A simple new approach to treating insomnia could be the key to treating depression.
New research studied clients with depression and sleep difficulties who received just 4 bi-weekly sessions of cognitive behavioral therapy for insomnia (CBT-I). Those who resolved their insomnia were almost twice as likely to also resolve their depression within 8 weeks. In fact, 87% of those who saw their insomnia resolve also saw their depression resolve in that short time period.
These findings are remarkable and suggest that focused insomnia treatment, not just the more common sleep hygiene that most psychologists suggest, may need to be a core component of depression treatment, at least among those who are experiencing sleep disturbance.
Excerpt and link to article below:
Doctors have long considered poor sleep to be a symptom of depression that would clear up with treatments, said Rachel Manber, a professor in the psychiatry and behavioral sciences department at Stanford, whose 2008 pilot trial of insomnia therapy provided the rationale for larger studies. “But we now know that’s not the case,” she said. “The relationship is bidirectional — that insomnia can precede the depression.”

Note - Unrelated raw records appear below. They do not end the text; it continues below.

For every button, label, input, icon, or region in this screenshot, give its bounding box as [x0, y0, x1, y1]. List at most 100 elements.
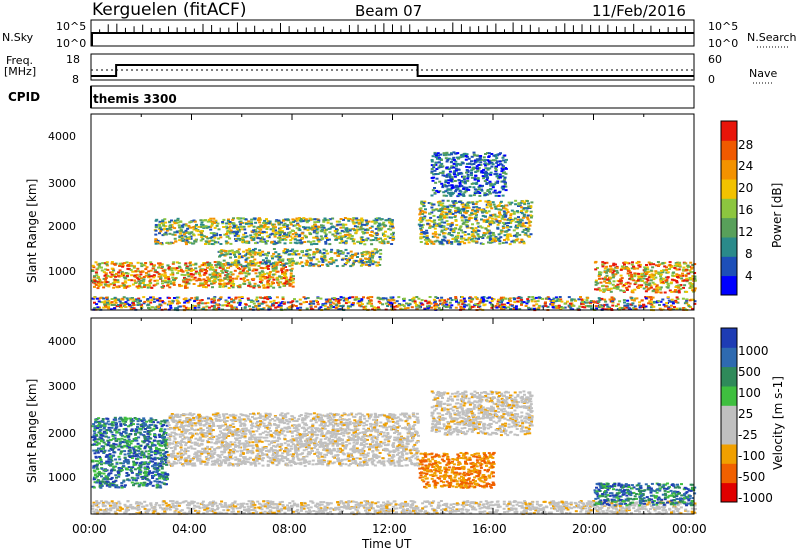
heatmap-cell — [249, 224, 253, 227]
heatmap-cell — [337, 302, 341, 305]
heatmap-cell — [347, 228, 351, 231]
heatmap-cell — [444, 306, 448, 308]
heatmap-cell — [625, 286, 629, 289]
heatmap-cell — [266, 226, 270, 229]
heatmap-cell — [477, 237, 480, 240]
heatmap-cell — [663, 291, 667, 294]
heatmap-cell — [648, 287, 652, 290]
heatmap-cell — [439, 216, 443, 218]
heatmap-cell — [419, 241, 423, 243]
heatmap-cell — [265, 228, 269, 230]
heatmap-cell — [120, 262, 124, 265]
heatmap-cell — [326, 239, 329, 241]
heatmap-cell — [390, 219, 394, 222]
heatmap-cell — [532, 307, 536, 310]
heatmap-cell — [359, 242, 362, 245]
heatmap-cell — [679, 275, 683, 277]
heatmap-cell — [430, 194, 434, 197]
heatmap-cell — [438, 242, 442, 245]
heatmap-cell — [502, 227, 505, 229]
heatmap-cell — [164, 281, 168, 284]
heatmap-cell — [675, 296, 679, 299]
heatmap-cell — [468, 297, 471, 300]
heatmap-cell — [488, 222, 492, 225]
heatmap-cell — [221, 267, 225, 269]
power-cb-tick: 20 — [738, 181, 754, 195]
heatmap-cell — [612, 287, 616, 290]
heatmap-cell — [177, 301, 181, 304]
heatmap-cell — [207, 297, 210, 300]
heatmap-cell — [420, 200, 424, 203]
heatmap-cell — [474, 216, 477, 219]
heatmap-cell — [275, 241, 279, 244]
heatmap-cell — [438, 225, 442, 228]
heatmap-cell — [162, 223, 165, 226]
freq-unit-label: [MHz] — [4, 65, 37, 78]
heatmap-cell — [312, 256, 316, 259]
heatmap-cell — [315, 258, 319, 261]
heatmap-cell — [497, 216, 501, 219]
heatmap-cell — [557, 299, 561, 302]
heatmap-cell — [169, 267, 173, 270]
heatmap-cell — [126, 285, 130, 288]
heatmap-cell — [682, 307, 686, 310]
heatmap-cell — [489, 182, 493, 185]
heatmap-cell — [674, 299, 678, 302]
heatmap-cell — [195, 297, 199, 300]
heatmap-cell — [152, 276, 156, 279]
heatmap-cell — [231, 251, 235, 254]
heatmap-cell — [434, 208, 438, 211]
heatmap-cell — [176, 302, 179, 305]
heatmap-cell — [246, 279, 250, 281]
heatmap-cell — [447, 232, 451, 235]
heatmap-cell — [143, 300, 147, 303]
heatmap-cell — [238, 303, 242, 306]
heatmap-cell — [289, 280, 293, 282]
heatmap-cell — [379, 218, 383, 221]
heatmap-cell — [293, 250, 297, 253]
heatmap-cell — [581, 306, 585, 308]
heatmap-cell — [159, 230, 163, 233]
heatmap-cell — [466, 210, 470, 212]
heatmap-cell — [294, 305, 298, 307]
heatmap-cell — [218, 266, 222, 269]
heatmap-cell — [302, 217, 306, 220]
heatmap-cell — [248, 251, 252, 254]
heatmap-cell — [294, 253, 298, 256]
heatmap-cell — [494, 236, 498, 239]
heatmap-cell — [244, 232, 248, 235]
heatmap-cell — [266, 280, 270, 283]
heatmap-cell — [284, 218, 288, 221]
heatmap-cell — [375, 232, 379, 235]
heatmap-cell — [488, 220, 492, 223]
heatmap-cell — [392, 237, 396, 240]
heatmap-cell — [611, 301, 615, 304]
heatmap-cell — [300, 237, 304, 240]
heatmap-cell — [457, 228, 461, 231]
heatmap-cell — [544, 305, 548, 308]
heatmap-cell — [470, 176, 474, 179]
heatmap-cell — [245, 241, 249, 244]
heatmap-cell — [201, 282, 204, 285]
heatmap-cell — [439, 241, 443, 244]
heatmap-cell — [463, 175, 466, 178]
heatmap-cell — [670, 281, 673, 284]
heatmap-cell — [490, 221, 494, 224]
heatmap-cell — [514, 305, 518, 308]
heatmap-cell — [638, 301, 642, 304]
heatmap-cell — [444, 157, 448, 160]
heatmap-cell — [282, 264, 286, 267]
heatmap-cell — [250, 218, 254, 221]
heatmap-cell — [666, 296, 670, 299]
heatmap-cell — [527, 222, 531, 225]
heatmap-cell — [225, 304, 229, 307]
heatmap-cell — [178, 235, 182, 238]
heatmap-cell — [243, 228, 247, 231]
heatmap-cell — [195, 229, 199, 232]
heatmap-cell — [450, 153, 454, 156]
heatmap-cell — [335, 265, 339, 268]
heatmap-cell — [339, 305, 343, 307]
heatmap-cell — [680, 277, 684, 280]
heatmap-cell — [198, 299, 202, 302]
heatmap-cell — [218, 284, 222, 287]
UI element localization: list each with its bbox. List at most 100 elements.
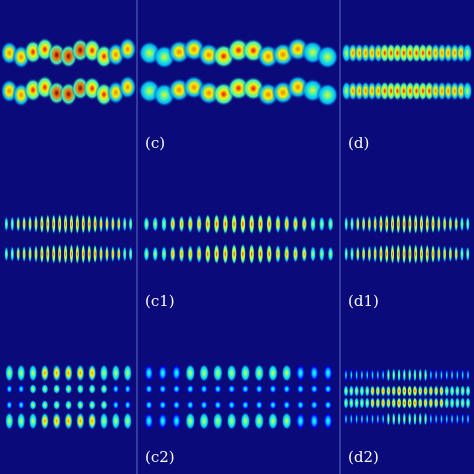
intensity-fringe xyxy=(122,215,127,233)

Full-blown insomnia is more serious than the sleep problems most people occasionally have. To qualify for a diagnosis, people must have endured at least a month of chronic sleep loss that has caused problems at work, at home or in important relationships. Several studies now suggest that developing insomnia doubles a person’s risk of later becoming depressed — the sleep problem preceding the mood disorder, rather than the other way around.